# Shine bright little Star



## srhdufe (Feb 11, 2009)

I am in tears when I type this. I cannot believe it 

Little star was less than two weeks old and has unexpectidly passed away :crying:

He/she will always be remembered in our hearts 

Shine bright little star. Have fun at the bridge and say hi to all our other babies lost x 

Mummy Gill will be with you again one day. Wait for her x 

So sorry for your loss TDM :crying: xxx 

XX hugs XX


----------



## thedogsmother (Aug 28, 2008)

Thanks Sarah. Star you only got to stay for less than two weeks but I hope you always felt warm and had a full tummy and felt loved. Whatever the reason you had to leave so soon I hope it was peaceful and you didnt feel any pain in the end, have fun little one, hope you like the name youve been given, you needed a name so you werent just baby mouse xx.


----------



## Paws&Claws (Aug 29, 2009)

Rip Little Star :crying: xx


----------



## Guest (Feb 27, 2010)

thedogsmother said:


> Thanks Sarah. Star you only got to stay for less than two weeks but I hope you always felt warm and had a full tummy and felt loved. Whatever the reason you had to leave so soon I hope it was peaceful and you didnt feel any pain in the end, have fun little one, hope you like the name youve been given, you needed a name so you werent just baby mouse xx.

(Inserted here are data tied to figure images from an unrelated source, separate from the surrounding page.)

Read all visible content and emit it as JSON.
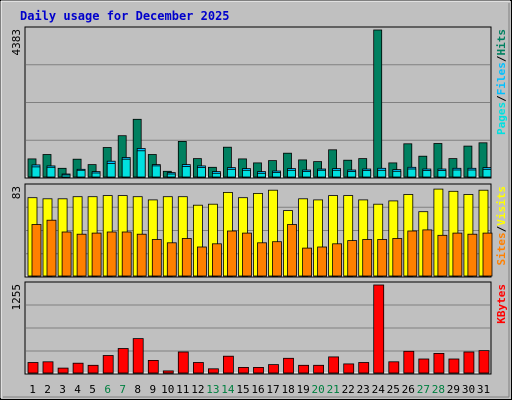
{
  "title": "Daily usage for December 2025",
  "colors": {
    "background": "#c0c0c0",
    "title": "#0000cc",
    "hits": "#008060",
    "files": "#00c0ff",
    "pages": "#00e0e0",
    "visits": "#ffff00",
    "sites": "#ff8000",
    "kbytes": "#ff0000",
    "weekend_label": "#008040",
    "weekday_label": "#000000"
  },
  "chart_data": [
    {
      "type": "bar",
      "panel": "hits-files-pages",
      "scale_label": "4383",
      "ylim": [
        0,
        4383
      ],
      "right_labels": [
        "Hits",
        "Files",
        "Pages"
      ],
      "separator": "/",
      "categories": [
        "1",
        "2",
        "3",
        "4",
        "5",
        "6",
        "7",
        "8",
        "9",
        "10",
        "11",
        "12",
        "13",
        "14",
        "15",
        "16",
        "17",
        "18",
        "19",
        "20",
        "21",
        "22",
        "23",
        "24",
        "25",
        "26",
        "27",
        "28",
        "29",
        "30",
        "31"
      ],
      "series": [
        {
          "name": "Hits",
          "values": [
            540,
            670,
            260,
            530,
            370,
            880,
            1230,
            1720,
            670,
            170,
            1060,
            550,
            290,
            890,
            540,
            420,
            490,
            710,
            510,
            460,
            810,
            500,
            550,
            4383,
            420,
            990,
            620,
            1000,
            550,
            920,
            1020
          ]
        },
        {
          "name": "Files",
          "values": [
            360,
            330,
            90,
            230,
            160,
            470,
            580,
            850,
            370,
            130,
            370,
            330,
            160,
            280,
            250,
            160,
            180,
            250,
            210,
            240,
            250,
            210,
            240,
            260,
            220,
            290,
            240,
            240,
            260,
            260,
            280
          ]
        },
        {
          "name": "Pages",
          "values": [
            300,
            290,
            60,
            200,
            120,
            400,
            530,
            780,
            330,
            90,
            310,
            280,
            110,
            230,
            200,
            110,
            130,
            200,
            160,
            200,
            200,
            160,
            190,
            200,
            170,
            240,
            190,
            190,
            210,
            210,
            230
          ]
        }
      ]
    },
    {
      "type": "bar",
      "panel": "visits-sites",
      "scale_label": "83",
      "ylim": [
        0,
        83
      ],
      "right_labels": [
        "Visits",
        "Sites"
      ],
      "separator": "/",
      "categories": [
        "1",
        "2",
        "3",
        "4",
        "5",
        "6",
        "7",
        "8",
        "9",
        "10",
        "11",
        "12",
        "13",
        "14",
        "15",
        "16",
        "17",
        "18",
        "19",
        "20",
        "21",
        "22",
        "23",
        "24",
        "25",
        "26",
        "27",
        "28",
        "29",
        "30",
        "31"
      ],
      "series": [
        {
          "name": "Visits",
          "values": [
            73,
            72,
            72,
            74,
            74,
            75,
            75,
            74,
            71,
            74,
            74,
            66,
            67,
            78,
            73,
            77,
            80,
            61,
            72,
            71,
            75,
            75,
            71,
            67,
            70,
            76,
            60,
            81,
            79,
            76,
            80
          ]
        },
        {
          "name": "Sites",
          "values": [
            48,
            52,
            41,
            39,
            40,
            41,
            41,
            39,
            34,
            31,
            35,
            27,
            30,
            42,
            40,
            31,
            32,
            48,
            26,
            27,
            30,
            33,
            34,
            34,
            35,
            42,
            43,
            38,
            40,
            39,
            40
          ]
        }
      ]
    },
    {
      "type": "bar",
      "panel": "kbytes",
      "scale_label": "1255",
      "ylim": [
        0,
        1255
      ],
      "right_labels": [
        "KBytes"
      ],
      "categories": [
        "1",
        "2",
        "3",
        "4",
        "5",
        "6",
        "7",
        "8",
        "9",
        "10",
        "11",
        "12",
        "13",
        "14",
        "15",
        "16",
        "17",
        "18",
        "19",
        "20",
        "21",
        "22",
        "23",
        "24",
        "25",
        "26",
        "27",
        "28",
        "29",
        "30",
        "31"
      ],
      "series": [
        {
          "name": "KBytes",
          "values": [
            150,
            160,
            70,
            140,
            110,
            250,
            350,
            490,
            180,
            30,
            300,
            150,
            60,
            240,
            80,
            80,
            120,
            210,
            110,
            110,
            230,
            130,
            150,
            1255,
            160,
            310,
            200,
            280,
            200,
            300,
            320
          ]
        }
      ]
    }
  ],
  "weekend_days": [
    "6",
    "7",
    "13",
    "14",
    "20",
    "21",
    "27",
    "28"
  ]
}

I'm so sorry for your loss if you need aa chat you know where I am.


----------



## Tigerneko (Jan 2, 2009)

aww what a shame 

squeak free little shiny Star x


----------



## metame (Sep 25, 2009)

R.I.P little star

-x-


----------



## zany_toon (Jan 30, 2009)

Run free at the brifge little star, your mummy enjoyed every day f your short life with you and you'll meet again. x x x


----------



## ashleighhhhh (Jul 8, 2009)

I'm so sorry tdm :crying:

Run free at the bridge little star


----------



## thedogsmother (Aug 28, 2008)

Thankyou everyone I know we didnt get to know her properly but it feels right that she got a name and was remembered.


----------



## alyssa_liss (May 4, 2009)

rip little star xx


----------



## lozza84 (Jul 19, 2008)

RIP little star  poor mousey i dont know what happened but i hope it was peaceful and pain free little one  thoughts are with you Gill.


----------



## jill3 (Feb 18, 2009)

R.I.P Little Star.
Run free ar Rainbow Bridge x


----------



## thedogsmother (Aug 28, 2008)

Well how do I explain this, I will ask a mod to move this thread to rodents or something as it isnt really appropriate now but Star is back, I swear I tore that cage apart yesterday, destroyed the nest and took absolutely everything out and yet tonight I have counted a hundred times, there are 5 babies, she is back, I think this is a first announcing the death of a pet then she returns, Im totally flabergasted I swear she just wasnt there yesterday.


----------



## sullivan (Aug 29, 2008)

well thats fab if she is there maybe she was hiding well and you missed her. ahh bless a nicer ending to a story. this little star wanted to shine bright. x


----------



## thedogsmother (Aug 28, 2008)

Thanks Sullivan, I seriously still have no idea where she was hiding though.


----------



## happysaz133 (Jun 5, 2008)

That is amazing!


----------



## Guest (Mar 1, 2010)

thedogsmother said:


> Thanks Sullivan, I seriously still have no idea where she was hiding though.


She hid well didn't she.


----------



## thedogsmother (Aug 28, 2008)

happysaz133 said:


> That is amazing!


I can cope with the embarrasment of loosing a pet because Im just so glad shes back:blush:, I really couldnt belive my eyes when I counted them last night and she was in there again.


----------



## Parlourpuss (Jul 31, 2009)

Just read this thread:huh: That's fantastic you have your little Star back


----------



## Flissy (Jul 27, 2009)

WENDY517 said:


> ahh he is so tiny, i know you had the right name for him, now hes a star in heaven shining bright in his new life
> shine bright little star heavens angels are watching over him
> rip sweet star xxx


Not just yet


----------



## WENDY517 (Nov 26, 2008)

im glad that he has not gone to the bridge, hes definatly a little star thats good news, 
its nice to hear that at least hes got is earthly life back
hes such a sweet little mouse nd full of tricks
nice to hear that hes ok
wendy517


----------